湧川さん「小林市は第二のふるさと」と感謝 学童疎開の「在籍之証」 小林市教委
宮崎県の小林市教育委員会(大山和彦教育長)は10日、戦時中の1944(昭和19)年に宮古島から小林国民学校(現小林小学校)に学童疎開した湧川弘一さん(93)に「在籍之証」を贈呈した。市役所で行われた贈呈式で証書を受け取った湧川さんは、感慨深げな様子で「当時、内地(本土)を見たい、行きたいという一心で希望し、小林市の皆さんにお世話になった。両親と別れて寂しい思いもあったが楽しい思い出ばかり。きょうは激励も受けて感謝している」と話した。

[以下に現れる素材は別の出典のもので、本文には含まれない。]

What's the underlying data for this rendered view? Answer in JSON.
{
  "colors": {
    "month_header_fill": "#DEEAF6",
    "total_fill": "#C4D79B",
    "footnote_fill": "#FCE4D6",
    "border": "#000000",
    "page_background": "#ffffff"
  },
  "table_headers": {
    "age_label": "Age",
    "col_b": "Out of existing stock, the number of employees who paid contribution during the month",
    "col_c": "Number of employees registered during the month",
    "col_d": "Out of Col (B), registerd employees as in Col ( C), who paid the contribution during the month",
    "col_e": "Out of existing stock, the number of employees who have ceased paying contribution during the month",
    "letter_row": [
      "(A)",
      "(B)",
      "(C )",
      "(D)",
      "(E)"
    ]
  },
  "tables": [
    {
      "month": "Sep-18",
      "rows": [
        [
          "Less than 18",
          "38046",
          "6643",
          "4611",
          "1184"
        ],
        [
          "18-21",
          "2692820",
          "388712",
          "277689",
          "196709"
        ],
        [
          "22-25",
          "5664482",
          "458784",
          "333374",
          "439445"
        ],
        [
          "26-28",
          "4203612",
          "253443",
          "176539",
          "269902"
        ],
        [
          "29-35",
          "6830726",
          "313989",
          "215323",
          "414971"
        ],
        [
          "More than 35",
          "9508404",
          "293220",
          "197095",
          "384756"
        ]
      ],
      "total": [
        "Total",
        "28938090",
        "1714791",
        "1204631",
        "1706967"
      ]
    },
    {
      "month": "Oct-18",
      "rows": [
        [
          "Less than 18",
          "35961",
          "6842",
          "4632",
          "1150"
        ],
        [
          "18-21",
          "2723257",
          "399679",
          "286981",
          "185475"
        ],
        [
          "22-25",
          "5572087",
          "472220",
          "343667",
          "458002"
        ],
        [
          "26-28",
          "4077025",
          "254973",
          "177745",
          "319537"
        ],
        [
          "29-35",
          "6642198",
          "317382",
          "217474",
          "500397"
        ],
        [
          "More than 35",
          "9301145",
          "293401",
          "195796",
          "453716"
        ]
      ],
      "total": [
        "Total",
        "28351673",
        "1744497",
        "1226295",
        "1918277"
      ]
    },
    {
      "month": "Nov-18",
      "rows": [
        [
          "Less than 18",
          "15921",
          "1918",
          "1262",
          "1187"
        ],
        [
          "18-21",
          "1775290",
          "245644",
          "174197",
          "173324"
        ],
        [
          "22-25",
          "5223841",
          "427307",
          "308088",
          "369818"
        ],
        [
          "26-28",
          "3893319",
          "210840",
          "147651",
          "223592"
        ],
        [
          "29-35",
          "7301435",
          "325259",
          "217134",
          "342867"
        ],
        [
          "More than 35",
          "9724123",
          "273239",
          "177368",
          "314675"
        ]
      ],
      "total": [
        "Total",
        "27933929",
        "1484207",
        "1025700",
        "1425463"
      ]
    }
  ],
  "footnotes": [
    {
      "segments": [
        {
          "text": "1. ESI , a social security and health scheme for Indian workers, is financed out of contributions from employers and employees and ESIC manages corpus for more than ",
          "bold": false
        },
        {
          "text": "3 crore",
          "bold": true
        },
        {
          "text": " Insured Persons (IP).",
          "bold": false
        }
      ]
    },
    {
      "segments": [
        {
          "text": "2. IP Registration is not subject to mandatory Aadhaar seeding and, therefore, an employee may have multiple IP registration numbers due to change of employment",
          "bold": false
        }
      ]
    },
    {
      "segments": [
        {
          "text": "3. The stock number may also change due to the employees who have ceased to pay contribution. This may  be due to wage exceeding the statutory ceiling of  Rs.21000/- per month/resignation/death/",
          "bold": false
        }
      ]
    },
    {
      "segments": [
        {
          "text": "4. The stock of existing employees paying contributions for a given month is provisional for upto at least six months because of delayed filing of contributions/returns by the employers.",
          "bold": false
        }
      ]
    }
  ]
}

贈呈式には湧川さんの息子の弘範さんや宮城克典教育長、小林市の堀研二郎市長らが同席。大山教育長が「在籍之証」を読み上げて手渡した。
在籍之証には、44年8月から約1年半にわたり小林国民学校に通学されたことを証明すると明記されており、「疎開生活では遠く宮古島の家族に思いを馳せ、冬の厳しい寒さやひもじさに耐えながらも共に疎開した友人や小林市民と心をひとつにして懸命に勉学に励まれた」とたたえた。
そして「宮古島を離れ見知らぬ土地で過ごされた日々は、私たちの想像を超える苦労であったと拝察する。当時の皆さんが苦難を乗り越え、命をつないだからこそ現在の平和な毎日を過ごすことができている。守り抜いた平和な世界の実現に向けて不断の努力を続けていきたい」と誓った。

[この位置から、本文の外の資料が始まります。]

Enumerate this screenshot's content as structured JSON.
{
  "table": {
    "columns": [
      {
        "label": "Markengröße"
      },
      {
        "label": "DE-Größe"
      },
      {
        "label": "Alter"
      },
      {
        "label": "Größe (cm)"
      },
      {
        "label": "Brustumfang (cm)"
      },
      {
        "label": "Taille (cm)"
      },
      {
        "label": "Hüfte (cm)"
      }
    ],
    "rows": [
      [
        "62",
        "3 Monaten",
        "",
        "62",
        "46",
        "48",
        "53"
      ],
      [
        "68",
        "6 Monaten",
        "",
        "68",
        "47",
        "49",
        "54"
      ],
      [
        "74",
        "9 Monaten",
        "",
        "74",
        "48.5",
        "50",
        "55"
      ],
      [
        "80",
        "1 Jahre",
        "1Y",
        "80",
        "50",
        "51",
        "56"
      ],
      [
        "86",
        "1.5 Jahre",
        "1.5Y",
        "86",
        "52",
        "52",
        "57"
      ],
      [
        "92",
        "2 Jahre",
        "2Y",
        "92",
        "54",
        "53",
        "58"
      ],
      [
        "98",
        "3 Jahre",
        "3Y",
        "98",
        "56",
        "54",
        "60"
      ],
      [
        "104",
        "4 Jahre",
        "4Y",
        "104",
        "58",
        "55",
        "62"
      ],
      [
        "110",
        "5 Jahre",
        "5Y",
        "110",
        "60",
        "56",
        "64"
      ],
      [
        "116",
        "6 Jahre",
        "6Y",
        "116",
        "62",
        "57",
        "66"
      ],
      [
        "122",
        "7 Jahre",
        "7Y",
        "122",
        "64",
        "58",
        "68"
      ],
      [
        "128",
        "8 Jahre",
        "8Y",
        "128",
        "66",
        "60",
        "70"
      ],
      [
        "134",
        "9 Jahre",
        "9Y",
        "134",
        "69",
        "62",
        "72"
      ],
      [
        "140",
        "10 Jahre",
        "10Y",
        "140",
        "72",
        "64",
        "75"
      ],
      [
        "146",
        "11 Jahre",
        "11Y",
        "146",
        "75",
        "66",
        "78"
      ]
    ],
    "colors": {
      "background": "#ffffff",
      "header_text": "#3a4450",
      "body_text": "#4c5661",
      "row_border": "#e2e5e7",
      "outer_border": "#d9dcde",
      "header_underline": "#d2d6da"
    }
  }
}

宮古島からは当時、下地、平良第一、平良第二の国民学校の児童や引率の教諭らが小林市へ疎開した。
湧川さんは「小さい子どもたちが両親と離れて疎開してきたということで婦人会が面倒を見てくれた。皆さんには大変お世話になり、感謝の気持ちが大きい」と話した。
海路での移動中には、米軍の潜水艦に撃沈された「対馬丸」に乗り換える予定だったという。「先生方の判断で対馬丸には乗らなかった。もしかすると対馬丸に乗り換えて犠牲者になったかもしれない」と紙一重の差で命が救われた当時を振り返った。

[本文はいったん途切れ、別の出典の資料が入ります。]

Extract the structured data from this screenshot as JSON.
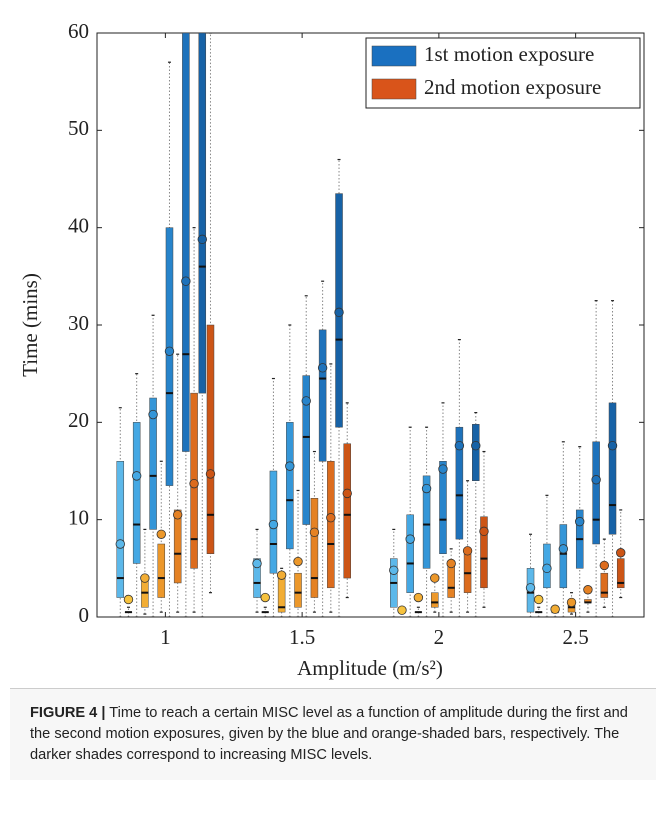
{
  "chart_data": {
    "type": "box",
    "x_label": "Amplitude (m/s²)",
    "y_label": "Time (mins)",
    "categories": [
      "1",
      "1.5",
      "2",
      "2.5"
    ],
    "ylim": [
      0,
      60
    ],
    "yticks": [
      0,
      10,
      20,
      30,
      40,
      50,
      60
    ],
    "legend_position": "upper right",
    "series": [
      {
        "name": "1st motion exposure",
        "color": "#1a70c0",
        "levels": [
          {
            "color": "#5cb8ea",
            "min": [
              0,
              0.5,
              0,
              0
            ],
            "q1": [
              2,
              2,
              1,
              0.5
            ],
            "median": [
              4,
              3.5,
              3.5,
              2.5
            ],
            "q3": [
              16,
              6,
              6,
              5
            ],
            "max": [
              21.5,
              9,
              9,
              8.5
            ],
            "mean": [
              7.5,
              5.5,
              4.8,
              3
            ]
          },
          {
            "color": "#44a8e4",
            "min": [
              0,
              0,
              0,
              0
            ],
            "q1": [
              5.5,
              4.5,
              2.5,
              3
            ],
            "median": [
              9.5,
              7.5,
              5.5,
              5
            ],
            "q3": [
              20,
              15,
              10.5,
              7.5
            ],
            "max": [
              25,
              24.5,
              19.5,
              12.5
            ],
            "mean": [
              14.5,
              9.5,
              8,
              5
            ]
          },
          {
            "color": "#3496d8",
            "min": [
              0,
              0,
              0,
              0
            ],
            "q1": [
              9,
              7,
              5,
              3
            ],
            "median": [
              14.5,
              12,
              9.5,
              6.5
            ],
            "q3": [
              22.5,
              20,
              14.5,
              9.5
            ],
            "max": [
              31,
              30,
              19.5,
              18
            ],
            "mean": [
              20.8,
              15.5,
              13.2,
              7
            ]
          },
          {
            "color": "#2784cb",
            "min": [
              0,
              0,
              0,
              0
            ],
            "q1": [
              13.5,
              9.5,
              6.5,
              5
            ],
            "median": [
              23,
              18.5,
              10,
              8
            ],
            "q3": [
              40,
              24.8,
              16,
              11
            ],
            "max": [
              57,
              33,
              22,
              17.5
            ],
            "mean": [
              27.3,
              22.2,
              15.2,
              9.8
            ]
          },
          {
            "color": "#1e72bb",
            "min": [
              0,
              0,
              0,
              0
            ],
            "q1": [
              17,
              16,
              8,
              7.5
            ],
            "median": [
              27,
              24.5,
              12.5,
              10
            ],
            "q3": [
              60,
              29.5,
              19.5,
              18
            ],
            "max": [
              60,
              34.5,
              28.5,
              32.5
            ],
            "mean": [
              34.5,
              25.6,
              17.6,
              14.1
            ]
          },
          {
            "color": "#1762a6",
            "min": [
              0,
              0,
              0,
              0
            ],
            "q1": [
              23,
              19.5,
              14,
              8.5
            ],
            "median": [
              36,
              28.5,
              17.5,
              11.5
            ],
            "q3": [
              60,
              43.5,
              19.8,
              22
            ],
            "max": [
              60,
              47,
              21,
              32.5
            ],
            "mean": [
              38.8,
              31.3,
              17.6,
              17.6
            ]
          }
        ]
      },
      {
        "name": "2nd motion exposure",
        "color": "#d9541a",
        "levels": [
          {
            "color": "#f6c23e",
            "min": [
              0,
              0,
              0.5,
              0
            ],
            "q1": [
              0.5,
              0.5,
              0.5,
              0.5
            ],
            "median": [
              0.5,
              0.5,
              0.5,
              0.5
            ],
            "q3": [
              0.5,
              0.5,
              0.5,
              0.5
            ],
            "max": [
              1,
              1,
              1,
              1
            ],
            "mean": [
              1.8,
              2,
              0.7,
              1.8
            ]
          },
          {
            "color": "#f2ad34",
            "min": [
              0.3,
              0,
              0,
              0
            ],
            "q1": [
              1,
              0.5,
              0.5,
              0.5
            ],
            "median": [
              2.5,
              1,
              0.5,
              0.5
            ],
            "q3": [
              4,
              4,
              0.5,
              0.5
            ],
            "max": [
              9,
              5,
              1,
              1
            ],
            "mean": [
              4,
              4.3,
              2,
              0.8
            ]
          },
          {
            "color": "#ec982b",
            "min": [
              0.5,
              0,
              0.5,
              0.3
            ],
            "q1": [
              2,
              1,
              1,
              0.5
            ],
            "median": [
              4,
              2.5,
              1.5,
              1
            ],
            "q3": [
              7.5,
              4.5,
              2.5,
              1.5
            ],
            "max": [
              16,
              13,
              4,
              2.5
            ],
            "mean": [
              8.5,
              5.7,
              4,
              1.5
            ]
          },
          {
            "color": "#e58224",
            "min": [
              0.5,
              0.5,
              0.5,
              0.5
            ],
            "q1": [
              3.5,
              2,
              2,
              1.5
            ],
            "median": [
              6.5,
              4,
              3,
              1.5
            ],
            "q3": [
              11,
              12.2,
              5.5,
              1.8
            ],
            "max": [
              27,
              17,
              7,
              2.5
            ],
            "mean": [
              10.5,
              8.7,
              5.5,
              2.8
            ]
          },
          {
            "color": "#dc6c1e",
            "min": [
              0.5,
              0.5,
              0.5,
              1
            ],
            "q1": [
              5,
              3,
              2.5,
              2
            ],
            "median": [
              8,
              7.5,
              4.5,
              2.5
            ],
            "q3": [
              23,
              16,
              6.5,
              4.5
            ],
            "max": [
              40,
              26,
              14,
              8
            ],
            "mean": [
              13.7,
              10.2,
              6.8,
              5.3
            ]
          },
          {
            "color": "#cc5516",
            "min": [
              2.5,
              2,
              1,
              2
            ],
            "q1": [
              6.5,
              4,
              3,
              3
            ],
            "median": [
              10.5,
              10.5,
              6,
              3.5
            ],
            "q3": [
              30,
              17.8,
              10.3,
              6
            ],
            "max": [
              60,
              22,
              17,
              11
            ],
            "mean": [
              14.7,
              12.7,
              8.8,
              6.6
            ]
          }
        ]
      }
    ]
  },
  "caption": {
    "label": "FIGURE 4 |",
    "text": "Time to reach a certain MISC level as a function of amplitude during the first and the second motion exposures, given by the blue and orange-shaded bars, respectively. The darker shades correspond to increasing MISC levels."
  }
}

一方で、当時の疎開生活については今も鮮明に覚えており、「小林市は第二のふるさと」と懐かしそうに語る湧川さん。小学6年生で希望した学童疎開の生活は楽しかったと何度も口にした。
今回の「在籍之証」の贈呈は、宮古島市が昨年11月に小林市で開催した移動平和展の際、参加した宮城教育長が案内された小林小学校に保存されていた児童らの在籍簿があることを知り、湧川さんの名前も確認したことがきっかけで実現した。案内した大山教育長は「名前があり、当時の事を聞いて感銘を受けた。在籍之証を準備したのでお渡ししたい」と述べていた。